The case referred to by the SEC is that against Do Kwon and Terraform Labs, where the Judge expressly disagreed with the reasoning used to let Ripple off the hook for so-called programmatic sales.

“That a purchaser bought the coins directly from the defendants or, instead, in a secondary re-sale transaction has no impact on whether a reasonable individual would objectively view the defendants’ actions and statements as evincing a promise of profits based on their efforts,” the federal judge stated in that case.

Ripple protested in response, writing to Judge Torres, saying that the difference in opinion between the courts is illusory, acknowledging that the court in Terraform Labs disagreed with the reasoning in Ripple but saying that the conflicting decisions were fact-based and thus did not represent a split over the Howey rule itself.

Judge Torres disagreed with Ripple: on August 17, she granted the SEC’s request and set several deadlines for the court to hear the argument on whether or not an appeal should be permitted.

The SEC is due to file its formal motion on August 18. Ripple must respond by September 1, and the SEC’s final reply is due by September 8.

The Ripple dispute

The SEC’s case against Ripple has been dragging on for years. Though last month’s summary judgment order was celebrated as a resounding victory by Ripple and its fans, the truth is far more nuanced. That order was in response to motions for summary judgment by both the SEC and Ripple, with both sides arguing that the case should be resolved in their favor without a trial.

The three elements of XRP sales at issue in the case are:

  • The institutional sales
  • So-called programmatic sales, referring to sales of XRP on exchanges in ‘blind’ transactions where the purchasers do not know from whom they are purchasing XRP
  • Other distributions of XRP made in exchange for goods and services

It was the SEC’s claims regarding the programmatic sales and distributions which Judge Torres struck out on summary judgment. The SEC is also pursuing charges directly against Ripple co-founders Brad Garlinghouse and Chris Larsen for allegedly illegally offering unregistered securities; those charges similarly survived the summary judgment order and will be headed for trial sometime in Q2 2024.

Far from being a fatal blow to the SEC’s case against Ripple, the summary judgment ruling at most reduces the scope of that eventual trial. And if the disputed interpretation of Howey, as demonstrated by the Terraform Labs ruling, is any indication, even that scant victory is in jeopardy of being undone.

Another underreported element of both Torres’ summary judgment order in the Ripple case and the conflicting Terraform decision is that both judges declined to endorse Ripple’s fair notice defense. A defendant generally has a defense to accusations of lawbreaking if they can prove they lacked fair notice that their conduct violated the law.
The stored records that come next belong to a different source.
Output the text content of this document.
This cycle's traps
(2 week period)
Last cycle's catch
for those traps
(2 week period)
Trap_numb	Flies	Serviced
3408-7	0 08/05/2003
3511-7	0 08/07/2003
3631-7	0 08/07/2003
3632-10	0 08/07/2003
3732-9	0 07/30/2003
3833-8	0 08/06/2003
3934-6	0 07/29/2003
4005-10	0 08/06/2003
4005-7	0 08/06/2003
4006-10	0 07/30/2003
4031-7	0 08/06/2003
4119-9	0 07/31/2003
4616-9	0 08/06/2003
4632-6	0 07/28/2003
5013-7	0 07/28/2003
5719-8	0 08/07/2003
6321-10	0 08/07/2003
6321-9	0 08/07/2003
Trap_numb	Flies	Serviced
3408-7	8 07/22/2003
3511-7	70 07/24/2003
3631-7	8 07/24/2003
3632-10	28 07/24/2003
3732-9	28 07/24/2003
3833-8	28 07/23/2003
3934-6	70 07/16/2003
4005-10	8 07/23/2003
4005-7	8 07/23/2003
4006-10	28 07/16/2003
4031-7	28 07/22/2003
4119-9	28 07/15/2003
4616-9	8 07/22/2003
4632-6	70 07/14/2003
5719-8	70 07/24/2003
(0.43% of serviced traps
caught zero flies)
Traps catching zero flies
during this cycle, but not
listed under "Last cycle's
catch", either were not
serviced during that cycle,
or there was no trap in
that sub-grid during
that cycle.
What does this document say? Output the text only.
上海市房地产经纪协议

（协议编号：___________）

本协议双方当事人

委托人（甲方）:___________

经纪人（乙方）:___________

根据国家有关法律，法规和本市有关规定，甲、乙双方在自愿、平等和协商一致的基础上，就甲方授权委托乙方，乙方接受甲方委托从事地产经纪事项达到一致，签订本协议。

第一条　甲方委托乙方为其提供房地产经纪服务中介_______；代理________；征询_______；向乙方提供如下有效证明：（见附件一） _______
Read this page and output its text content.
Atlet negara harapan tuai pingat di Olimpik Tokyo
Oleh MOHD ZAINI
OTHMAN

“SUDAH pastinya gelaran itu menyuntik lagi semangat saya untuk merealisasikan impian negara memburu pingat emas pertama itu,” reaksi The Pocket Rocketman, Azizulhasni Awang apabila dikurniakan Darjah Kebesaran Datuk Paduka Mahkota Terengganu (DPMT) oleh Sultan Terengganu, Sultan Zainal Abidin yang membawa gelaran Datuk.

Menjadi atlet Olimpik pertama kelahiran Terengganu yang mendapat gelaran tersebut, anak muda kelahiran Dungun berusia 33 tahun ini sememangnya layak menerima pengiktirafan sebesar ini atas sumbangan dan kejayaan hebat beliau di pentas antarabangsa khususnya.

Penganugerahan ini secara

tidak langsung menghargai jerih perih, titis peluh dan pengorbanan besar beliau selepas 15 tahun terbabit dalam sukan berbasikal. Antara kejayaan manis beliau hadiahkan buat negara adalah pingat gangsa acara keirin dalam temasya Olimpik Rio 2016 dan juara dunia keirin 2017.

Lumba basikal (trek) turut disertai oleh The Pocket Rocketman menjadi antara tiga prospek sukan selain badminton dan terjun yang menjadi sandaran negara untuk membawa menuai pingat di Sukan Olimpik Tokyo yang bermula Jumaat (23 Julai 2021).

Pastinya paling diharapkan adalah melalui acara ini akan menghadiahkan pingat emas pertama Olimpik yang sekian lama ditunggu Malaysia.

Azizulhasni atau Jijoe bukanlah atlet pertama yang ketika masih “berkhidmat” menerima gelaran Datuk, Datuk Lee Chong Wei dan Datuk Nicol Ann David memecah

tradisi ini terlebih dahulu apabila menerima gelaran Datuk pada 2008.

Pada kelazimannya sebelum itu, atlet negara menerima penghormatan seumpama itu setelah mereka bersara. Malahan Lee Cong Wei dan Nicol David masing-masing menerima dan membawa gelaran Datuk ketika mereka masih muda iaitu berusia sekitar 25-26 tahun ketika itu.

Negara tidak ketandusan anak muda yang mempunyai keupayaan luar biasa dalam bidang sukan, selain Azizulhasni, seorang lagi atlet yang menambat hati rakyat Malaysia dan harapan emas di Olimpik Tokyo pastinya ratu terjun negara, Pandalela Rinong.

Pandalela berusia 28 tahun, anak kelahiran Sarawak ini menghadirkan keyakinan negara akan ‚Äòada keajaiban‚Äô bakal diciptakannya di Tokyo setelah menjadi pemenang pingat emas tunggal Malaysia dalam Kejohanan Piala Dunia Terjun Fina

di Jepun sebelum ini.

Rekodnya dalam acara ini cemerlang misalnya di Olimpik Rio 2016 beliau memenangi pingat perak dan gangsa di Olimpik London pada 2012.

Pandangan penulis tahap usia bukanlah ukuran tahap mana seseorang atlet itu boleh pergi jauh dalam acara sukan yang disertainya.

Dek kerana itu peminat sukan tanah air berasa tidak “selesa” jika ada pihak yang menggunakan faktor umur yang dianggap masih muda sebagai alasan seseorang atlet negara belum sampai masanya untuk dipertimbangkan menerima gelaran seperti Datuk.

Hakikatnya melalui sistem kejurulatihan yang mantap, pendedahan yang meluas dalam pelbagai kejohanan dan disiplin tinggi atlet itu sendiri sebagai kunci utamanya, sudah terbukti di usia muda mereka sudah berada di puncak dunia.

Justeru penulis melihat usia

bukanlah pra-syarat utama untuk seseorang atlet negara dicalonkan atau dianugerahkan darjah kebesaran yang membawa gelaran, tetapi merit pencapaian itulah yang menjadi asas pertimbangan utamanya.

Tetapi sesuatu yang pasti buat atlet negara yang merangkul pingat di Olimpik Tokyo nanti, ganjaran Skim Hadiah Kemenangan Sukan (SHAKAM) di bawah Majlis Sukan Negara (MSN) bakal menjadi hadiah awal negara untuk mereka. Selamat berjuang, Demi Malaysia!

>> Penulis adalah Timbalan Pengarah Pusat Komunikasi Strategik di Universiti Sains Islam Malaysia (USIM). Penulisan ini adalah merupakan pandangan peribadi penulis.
Ripple, Terraform, and many other digital asset defendants have tried their luck with this defense—to no avail. In the Ripple summary judgment order, Judge Torres said that Howey did, in fact, ‘set forth a clear test’ for what constitutes an investment contract and, therefore, a security and that it was designed to apply to novel fact scenarios. The SEC’s approach, Judge Torres said, was consistent.

Next steps

Both parties will have a chance to argue whether the SEC is entitled to file an appeal this month. Regardless of the outcome of that issue, the court expects SEC v Ripple to go to trial sometime in Q2 of 2024.